Acknowledge What Lies Beneath
The first step to healing, recovering, or treating a psychological problem or mental disorder is to recognize its existence. Sheffield runs a web site that has a forum where people -- almost all in relationships -- have vented and discussed these issues for about five years. She's observed that a lot of couples go through an initial stage of bewilderment when one partner notices a significant and sudden change in their partners' personality, but it isn't necessarily linked to a psychological problem.
Any couple that is having inexplicable problems should consider the possibility that depression is at play, says Sheffield. One of the most extreme examples is when one partner has a total change of heart. "If they suddenly become very critical, distant, and unresponsive -- if they flinch when you try to put your arm around their shoulders -- you should consider the possibility that they are one of the 20 million people in the United States who suffer from depression," she says.
Broaching a Difficult Topic (or a Difficult Partner)
So what do you do if you know that there is a psychological problem going on with your partner, but they refuse to see it?
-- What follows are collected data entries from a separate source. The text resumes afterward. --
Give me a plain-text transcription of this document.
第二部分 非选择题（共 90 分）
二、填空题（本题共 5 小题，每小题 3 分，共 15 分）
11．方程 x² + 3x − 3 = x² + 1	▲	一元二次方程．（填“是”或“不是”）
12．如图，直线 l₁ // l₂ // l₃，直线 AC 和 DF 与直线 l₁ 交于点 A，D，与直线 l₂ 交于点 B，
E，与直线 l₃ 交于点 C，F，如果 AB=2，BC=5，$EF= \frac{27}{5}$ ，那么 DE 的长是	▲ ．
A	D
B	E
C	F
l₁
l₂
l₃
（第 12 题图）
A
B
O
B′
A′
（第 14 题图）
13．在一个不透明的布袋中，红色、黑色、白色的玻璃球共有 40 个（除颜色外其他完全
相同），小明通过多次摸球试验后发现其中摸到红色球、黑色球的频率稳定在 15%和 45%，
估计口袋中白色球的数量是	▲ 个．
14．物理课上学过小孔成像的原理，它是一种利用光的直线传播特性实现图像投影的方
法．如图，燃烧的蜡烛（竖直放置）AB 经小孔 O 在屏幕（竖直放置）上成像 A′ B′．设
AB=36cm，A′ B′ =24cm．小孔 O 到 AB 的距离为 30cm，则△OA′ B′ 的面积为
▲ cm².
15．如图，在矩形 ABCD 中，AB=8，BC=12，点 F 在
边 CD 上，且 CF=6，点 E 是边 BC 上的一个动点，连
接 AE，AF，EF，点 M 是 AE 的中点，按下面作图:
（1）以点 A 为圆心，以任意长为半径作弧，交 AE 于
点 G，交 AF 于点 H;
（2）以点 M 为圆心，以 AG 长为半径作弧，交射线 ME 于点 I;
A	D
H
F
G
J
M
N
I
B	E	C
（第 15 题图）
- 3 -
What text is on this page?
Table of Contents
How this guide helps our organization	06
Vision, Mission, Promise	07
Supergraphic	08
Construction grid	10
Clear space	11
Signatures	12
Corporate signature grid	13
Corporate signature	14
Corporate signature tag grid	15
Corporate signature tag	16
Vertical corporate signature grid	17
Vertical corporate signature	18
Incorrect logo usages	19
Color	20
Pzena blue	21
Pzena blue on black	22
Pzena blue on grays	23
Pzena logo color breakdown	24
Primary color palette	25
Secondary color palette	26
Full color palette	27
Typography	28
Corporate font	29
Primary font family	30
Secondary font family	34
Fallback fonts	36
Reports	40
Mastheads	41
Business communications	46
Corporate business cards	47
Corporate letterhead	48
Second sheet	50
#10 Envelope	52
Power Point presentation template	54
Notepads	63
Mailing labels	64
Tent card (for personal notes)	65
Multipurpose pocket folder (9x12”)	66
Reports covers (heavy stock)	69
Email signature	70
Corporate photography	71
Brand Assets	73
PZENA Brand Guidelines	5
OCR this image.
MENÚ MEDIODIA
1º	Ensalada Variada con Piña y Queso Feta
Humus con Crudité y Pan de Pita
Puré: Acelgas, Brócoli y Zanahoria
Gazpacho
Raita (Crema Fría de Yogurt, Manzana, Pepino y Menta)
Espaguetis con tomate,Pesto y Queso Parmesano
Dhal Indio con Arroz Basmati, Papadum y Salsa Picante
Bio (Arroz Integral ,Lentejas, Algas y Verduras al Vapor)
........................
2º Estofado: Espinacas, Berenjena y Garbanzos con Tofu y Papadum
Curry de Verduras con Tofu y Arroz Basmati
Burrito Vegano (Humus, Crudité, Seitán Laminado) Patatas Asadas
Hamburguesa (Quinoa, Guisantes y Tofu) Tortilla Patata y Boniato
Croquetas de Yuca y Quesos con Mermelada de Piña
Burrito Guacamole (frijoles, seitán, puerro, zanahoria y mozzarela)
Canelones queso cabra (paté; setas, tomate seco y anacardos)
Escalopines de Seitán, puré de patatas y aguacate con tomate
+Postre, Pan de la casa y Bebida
There is a limit to what you can do, but the first step is recognizing what is happening instead of the more tempting yet destructive option of basking in denial. "I know from the message boards that there is a lot of stigma, and people feel this is something that has to be hidden," Sheffield says. You need to accept what is happening and discuss it with your partner, which can be touchy.
Sheffield recommends that you try focusing on the physical symptoms that often accompany problems like depression. People make the mistake of thinking a mental health condition is just a problem with thinking, when in fact the condition might also have long and short-term physical side effects. "Know the negative impact that depression has on health," she says. There is plenty of research that connects mental health disorders to physical problems. Sheffield says depression increases our risk of death after heart attack and contributes to heart disease and diabetes; studies also show a link between depression and cancer. "Depression is a very dangerous illness physically. When your [stress hormone] levels are elevated, as they are when you suffer from depression, it's as though your body is in total stress all the time and gets no relief. Untreated depression is very dangerous."